Let us take a closer look at the subscribeToCustomEvents()
function that is called after creating a call:
private func subscribeToCustomEvents() {
Task {
do {
for await event in call.subscribe(for: CustomVideoEvent.self) {
handleCustomEvent(event)
}
} catch {
print("Error subscribing to custom events: \(error)")
}
}
}
It uses the subscribe(for:)
method provided by the Call
class to subscribe specifically to events of type CustomVideoEvent
.
Inside a Task
block, the function uses a for await
loop to asynchronously iterate over the custom events. Each event received is passed to the handleCustomEvent(_:)
function for processing. When a custom event is received, it needs to be handled appropriately to sync the playback position:
private func handleCustomEvent(_ event: CustomVideoEvent) {
if let position = event.custom["position"]?.numberValue {
syncPlaybackPosition(to: position)
}
}
It assumes that the custom event contains a "position"
key with a numeric value representing the current playback position. If the playback position is successfully extracted, it is passed to the syncPlaybackPosition(to:)
function to sync the local playback to the received position:
private func syncPlaybackPosition(to position: Double) {
let time = CMTime(seconds: position, preferredTimescale: 1000)
player?.seek(to: time)
}
Using the seek(to:)
method of the AVPlayer
instance, the local playback is updated to the specified time. This ensures that all participants are in sync and watching the same part of the video.
Conclusion
Stream's SDK makes it easy for developers to create engaging and interactive experiences for their users. With features like live streaming, real-time video playback, and the ability to add custom overlays, Stream's Video SDK provides a solid foundation for building a wide range of video-based apps.

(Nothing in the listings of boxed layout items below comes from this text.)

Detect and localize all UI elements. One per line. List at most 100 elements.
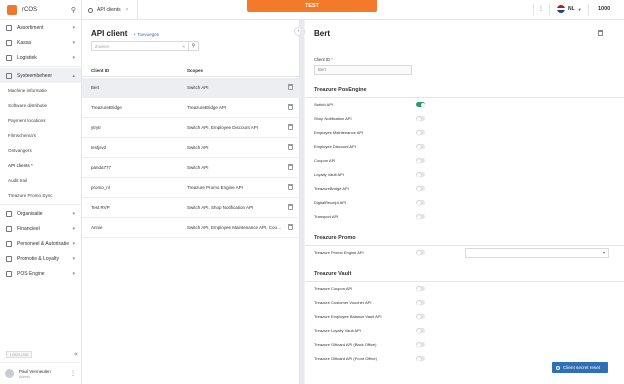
table-row[interactable]: promo_nl Treazure Promo Engine API [82,178,300,198]
language-selector[interactable]: NL ▼ [557,5,582,13]
add-button[interactable]: + Toevoegen [133,32,159,37]
user-menu-icon[interactable]: ⋮ [70,370,76,377]
store-number[interactable]: 1000 [598,6,610,12]
delete-icon[interactable] [288,224,293,230]
scope-toggle-transport-api[interactable] [416,214,425,219]
truck-icon [6,54,12,61]
scope-toggle-treazure-promo-engine-api[interactable] [416,250,425,255]
scrollbar[interactable] [300,20,304,384]
client-id-field[interactable]: Bert [314,65,412,75]
sidebar: rCOS ⚲ Assortiment ▾ Kassa ▾ Logistiek ▾ Syst… [0,0,82,384]
scope-toggle-switch-api[interactable] [416,102,425,107]
scope-toggle-coupon-api[interactable] [416,158,425,163]
table-row[interactable]: Annie Switch API, Employee Maintenance AP… [82,218,300,238]
tab-api-clients[interactable]: API clients × [82,0,138,20]
scope-toggle-treazurebridge-api[interactable] [416,186,425,191]
client-detail-panel: Bert Client ID * Bert Treazure PosEngine… [305,20,624,384]
sidebar-subitem-software-distributie[interactable]: Software distributie [0,98,81,113]
sidebar-item-financieel[interactable]: Financieel ▾ [0,221,81,236]
scope-toggle-treazure-coupon-api[interactable] [416,286,425,291]
collapse-sidebar-icon[interactable]: « [74,350,78,359]
scope-toggle-loyalty-vault-api[interactable] [416,172,425,177]
delete-icon[interactable] [598,30,603,36]
more-menu-icon[interactable]: ⋮ [538,5,544,12]
scope-label: DigitalReceipt API [314,200,347,205]
sidebar-item-label: POS Engine [17,270,45,277]
section-treazure-promo: Treazure Promo [305,230,624,246]
table-row[interactable]: panda777 Switch API [82,158,300,178]
scope-toggle-treazure-giftcard-api-back-office[interactable] [416,342,425,347]
search-icon[interactable]: ⚲ [71,6,76,14]
sidebar-item-label: Promotie & Loyalty [17,255,59,262]
scope-label: Loyalty Vault API [314,172,344,177]
delete-icon[interactable] [288,164,293,170]
scope-toggle-treazure-loyalty-vault-api[interactable] [416,328,425,333]
delete-icon[interactable] [288,84,293,90]
table-row[interactable]: Test RVP Switch API, Shop Notification AP… [82,198,300,218]
sidebar-subitem-payment-locations[interactable]: Payment locations [0,113,81,128]
chevron-down-icon: ▾ [72,39,75,46]
sidebar-item-kassa[interactable]: Kassa ▾ [0,35,81,50]
section-title: Treazure Promo [314,235,356,241]
sidebar-subitem-ontvangers[interactable]: Ontvangers [0,143,81,158]
sidebar-item-promotie-loyalty[interactable]: Promotie & Loyalty ▾ [0,251,81,266]
delete-icon[interactable] [288,104,293,110]
page-title: API client [91,29,128,38]
close-icon[interactable]: × [126,7,129,13]
sidebar-subitem-treazure-promo-sync[interactable]: Treazure Promo Sync [0,188,81,203]
scope-toggle-shop-notification-api[interactable] [416,116,425,121]
search-input[interactable]: Zoeken × ⚲ [91,41,199,51]
scope-label: Employee Discount API [314,144,356,149]
user-name: Paul Vermeulen [19,368,51,374]
environment-banner: TEST [247,0,377,12]
scope-toggle-employee-maintenance-api[interactable] [416,130,425,135]
delete-icon[interactable] [288,124,293,130]
sidebar-subitem-filmschema-s[interactable]: Filmschema's [0,128,81,143]
sidebar-item-organisatie[interactable]: Organisatie ▾ [0,206,81,221]
sidebar-subitem-audit-trail[interactable]: Audit trail [0,173,81,188]
search-icon[interactable]: ⚲ [188,42,198,50]
scope-toggle-treazure-employee-balance-vault-api[interactable] [416,314,425,319]
people-icon [6,240,12,247]
scope-toggle-treazure-customer-voucher-api[interactable] [416,300,425,305]
reset-icon [556,365,560,370]
sidebar-item-label: Financieel [17,225,40,232]
sidebar-item-personeel-autorisatie[interactable]: Personeel & Autorisatie ▾ [0,236,81,251]
sidebar-subitem-api-clients[interactable]: API clients * [0,158,81,173]
user-role: Admin [19,374,30,379]
sidebar-item-label: Systeembeheer [17,72,53,79]
chevron-up-icon: ▴ [72,72,75,79]
scope-toggle-digitalreceipt-api[interactable] [416,200,425,205]
table-row[interactable]: testjsv2 Switch API [82,138,300,158]
delete-icon[interactable] [288,184,293,190]
scope-toggle-treazure-giftcard-api-front-office[interactable] [416,356,425,361]
delete-icon[interactable] [288,144,293,150]
table-row[interactable]: ytrytr Switch API, Employee Discount API [82,118,300,138]
sidebar-item-pos-engine[interactable]: POS Engine ▾ [0,266,81,281]
col-scopes[interactable]: Scopes [187,68,203,73]
chevron-down-icon: ▾ [72,210,75,217]
section-treazure-posengine: Treazure PosEngine [305,82,624,98]
sidebar-item-logistiek[interactable]: Logistiek ▾ [0,50,81,65]
scope-toggle-employee-discount-api[interactable] [416,144,425,149]
sidebar-item-systeembeheer[interactable]: Systeembeheer ▴ [0,68,81,83]
col-client-id[interactable]: Client ID [91,68,109,73]
client-secret-reset-button[interactable]: Client secret reset [552,362,608,373]
table-row[interactable]: Bert Switch API [82,78,300,98]
chevron-down-icon: ▼ [577,6,582,12]
sidebar-item-assortiment[interactable]: Assortiment ▾ [0,20,81,35]
promo-engine-select[interactable]: ▾ [465,248,609,258]
clear-icon[interactable]: × [182,44,185,49]
avatar [5,369,14,378]
user-profile[interactable]: Paul Vermeulen Admin ⋮ [0,362,82,384]
table-row[interactable]: TreazureBridge TreazureBridge API [82,98,300,118]
chevron-down-icon: ▾ [602,250,605,255]
section-title: Treazure PosEngine [314,87,367,93]
scopes-cell: Switch API [187,85,209,90]
api-client-list-panel: API client + Toevoegen ‹ › Zoeken × ⚲ Cl… [82,20,313,384]
delete-icon[interactable] [288,204,293,210]
tab-label: API clients [97,7,121,13]
table-header: Client ID Scopes [82,65,300,77]
client-id-cell: testjsv2 [91,145,107,150]
sidebar-subitem-machine-informatie[interactable]: Machine informatie [0,83,81,98]
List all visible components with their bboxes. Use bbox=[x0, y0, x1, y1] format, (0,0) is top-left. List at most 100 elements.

If you are interested in exploring Stream's Video SDK further, I encourage you to check out the official documentation and resources. There is also a blog post by Stream on creating an iOS live-streaming app with SwiftUI.
In the upcoming parts of this blog post series, we will be exploring how to enhance the WWDC watch party experience and integrate chat for discussion during sessions. We will also be diving deeper into Stream's Video SDK and exploring some of its more advanced features.